What’s the most memorable work you’ve done
Probably the most memorable is an interview I did with some refugee children from Afghanistan, a while ago, for the Times Educational Supplement. I interviewed a 10-year-old boy who had fled Afghanistan and made the hazardous journey to Britain on his own. He was persecuted by the Taliban for being Sikh. He described how he hid in a truck full of water melons and the Taliban came to check the truck and they got their swords and stabbed the water melons to make sure no one was hiding underneath. The swords just missed him. He had to jump onto a moving train and when he finally got to England, he was unable to speak a word of English. I felt very touched by his story as he was so young and he had been through so much.
Also a school I visited last year in Stoke Newington where a very inspirational teacher called Elly Barnes teaches teachers from other schools how to fight homophobia in schools. I watched as she took a class and talked openly with the children and even changed the way some of them thought. The story has picked up lots of media.
What interview or feature would you love the chance to do?
I like writing features that change people’s opinions and make them question what they think.
Where do you source ideas for articles?
Press releases, reading newspapers and magazines, looking at the internet and googling.
How can PRs be useful to you?
By sending me press releases or info about interesting and innovative projects or people related to education, early years, health, nursing dentistry and general women’s issues. I like quirky stories and real life stories.
How and when do you like them to get in touch?
By email at firstname.lastname@example.org
Do you find press conferences, trips, parties and other events useful or an interruption?

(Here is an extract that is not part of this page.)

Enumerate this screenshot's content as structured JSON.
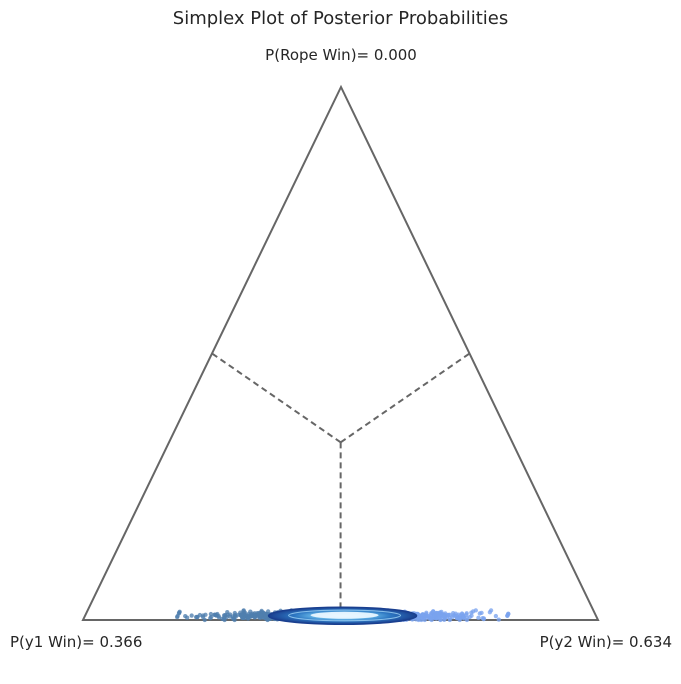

They have to be very good for me to go on them as, unless I can get a good story out of them, it is not worth it for me. Especially as I don’t live in London anymore.
If you could make one change to the way PRs deal with you, what would it be?
I am happy with the way they approach me.
How would you pay the bills if you weren’t a journalist?
I have no idea. So far in my life I have taught English abroad and worked in publishing and been a journalist. Maybe I would write a book.
If we gave you £1,000, how would you spend it?
I would spend it on a trip to a Greek island with my partner and our three lovely boys.
What books are on your bedside table, magazines in your bag, or blogs on your screen?
I am reading The Bookseller of Kabulby by Norwegian journalist Åsne Seierstad.